From the time I was a small child I tried to figure out what my father wanted. I behaved myself, I earned good grades, I took care of my siblings, I showed interest in what he cared about, I did everything I was told, and I tried to stay out of his way. It didn't matter. Nothing made him happy.

When I was thirty years old I learned that if I wanted to be a sane, healthy wife and mother, I had to let go of the idea of a relationship with my father. My lifelong attempt was making me sick. I could not be one person for my father and someone else with the other people in my life. I had to set boundaries, and I knew that when I did my life would change forever.

My life did change. My dad didn't accept me, and I could no longer be anyone else.

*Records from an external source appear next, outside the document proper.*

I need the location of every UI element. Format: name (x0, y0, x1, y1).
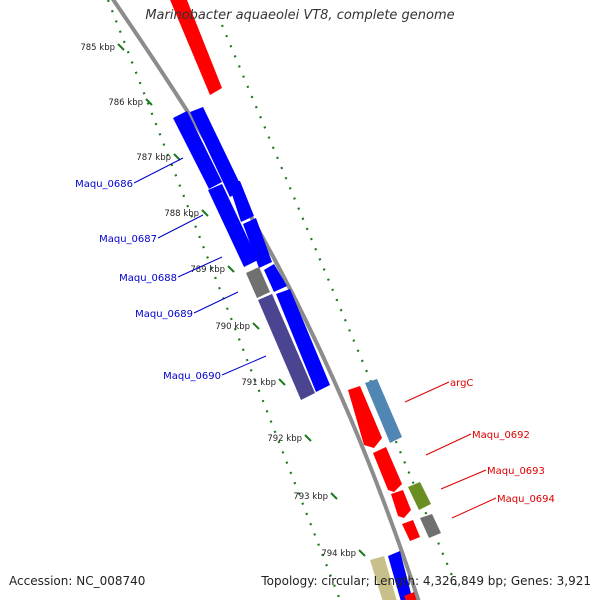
gene-feature-maqu-0686[interactable] (173, 111, 222, 189)
gene-feature-blue-g[interactable] (264, 264, 287, 292)
gene-feature-red-small[interactable] (402, 520, 420, 541)
gene-feature-maqu-0689[interactable] (258, 294, 315, 400)
ruler-tick-label: 794 kbp (321, 549, 356, 559)
gene-feature-khaki[interactable] (370, 556, 398, 600)
ruler-tick-label: 791 kbp (241, 378, 276, 388)
gene-feature-steelblue[interactable] (365, 379, 402, 443)
gene-feature-blue-e[interactable] (243, 218, 272, 268)
gene-feature-argc[interactable] (348, 386, 382, 448)
gene-label[interactable]: Maqu_0686 (75, 179, 133, 190)
ruler-tick (201, 209, 209, 217)
gene-callout-line (193, 291, 239, 314)
ruler-tick (145, 98, 153, 106)
gene-features (168, 0, 441, 600)
gene-callout-line (157, 214, 204, 239)
ruler-tick-label: 792 kbp (267, 434, 302, 444)
gene-label[interactable]: argC (450, 378, 473, 389)
gene-callout-line (177, 256, 223, 278)
gene-label[interactable]: Maqu_0694 (497, 494, 555, 505)
gene-callout-line (133, 157, 184, 184)
guide-line-1 (106, 0, 342, 600)
ruler-tick-label: 790 kbp (215, 322, 250, 332)
ruler-tick (358, 549, 366, 557)
gene-feature-red-bottom[interactable] (404, 592, 418, 600)
gene-label[interactable]: Maqu_0688 (119, 273, 177, 284)
ruler-tick (278, 378, 286, 386)
gene-feature-maqu-0688[interactable] (246, 267, 270, 298)
ruler-tick-label: 787 kbp (136, 153, 171, 163)
gene-label[interactable]: Maqu_0690 (163, 371, 221, 382)
gene-callouts: Maqu_0686 Maqu_0687 Maqu_0688 Maqu_0689 Maqu… (75, 157, 555, 519)
gene-callout-line (404, 381, 450, 403)
gene-callout-line (221, 355, 267, 376)
ruler-ticks: 785 kbp 786 kbp 787 kbp 788 kbp 789 kbp 790 k… (80, 43, 366, 559)
gene-feature-blue-d[interactable] (228, 181, 254, 222)
ruler-tick (227, 265, 235, 273)
gene-feature-maqu-0690[interactable] (276, 289, 330, 392)
ruler-tick (117, 43, 125, 51)
gene-feature-maqu-0693[interactable] (391, 490, 411, 518)
ruler-tick-label: 788 kbp (164, 209, 199, 219)
ruler-tick (173, 153, 181, 161)
accession-text: Accession: NC_008740 (9, 574, 146, 588)
gene-callout-line (440, 469, 487, 490)
ruler-tick (252, 322, 260, 330)
gene-label[interactable]: Maqu_0692 (472, 430, 530, 441)
gene-label[interactable]: Maqu_0687 (99, 234, 157, 245)
gene-feature-maqu-0687[interactable] (208, 184, 258, 267)
backbone-line (110, 0, 421, 600)
genome-summary-text: Topology: circular; Length: 4,326,849 bp… (261, 574, 591, 588)
genome-backbone (110, 0, 421, 600)
ruler-tick-label: 785 kbp (80, 43, 115, 53)
map-title: Marinobacter aquaeolei VT8, complete gen… (145, 8, 455, 23)
ruler-tick-label: 786 kbp (108, 98, 143, 108)
gene-callout-line (425, 433, 472, 456)
gene-label[interactable]: Maqu_0693 (487, 466, 545, 477)
ruler-tick-label: 789 kbp (190, 265, 225, 275)
gene-callout-line (451, 497, 497, 519)
gene-feature-blue-b[interactable] (190, 107, 243, 197)
gene-feature-maqu-0694[interactable] (420, 514, 441, 538)
ruler-tick-label: 793 kbp (293, 492, 328, 502)
gene-label[interactable]: Maqu_0689 (135, 309, 193, 320)
ruler-tick (304, 434, 312, 442)
gene-feature-red-top[interactable] (168, 0, 222, 95)
ruler-tick (330, 492, 338, 500)
gene-feature-blue-bottom[interactable] (388, 551, 414, 600)
gene-feature-olive[interactable] (408, 482, 431, 510)
gene-feature-maqu-0692[interactable] (373, 447, 402, 492)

I shed no tears the day I heard that my father died. I had cried for thirty years and lived farewell for ten. In comparison, the final good-bye was easy.

In his speech in the movie, Daniel says, "You have to grow up yourself." In the end, that's all you can do.

4 comments:

Anonymous said...

Even when we're at peace with our decisions, a sense of loss can linger. I'm glad you chose to mark the day with a movie that validated your inner wisdom.

Anonymous said...

It's funny that people assume relationships with family should just come naturally, if at all. So many people don't have them.

The movie was a good one. We saw it on dvd.

CaShThoMa said...

Wow. What a moving post. I had to read it several times; powerful words.

MMH said...

Wow. That lack of acceptance by your father must hurt. Not easy. You write about it beautifully.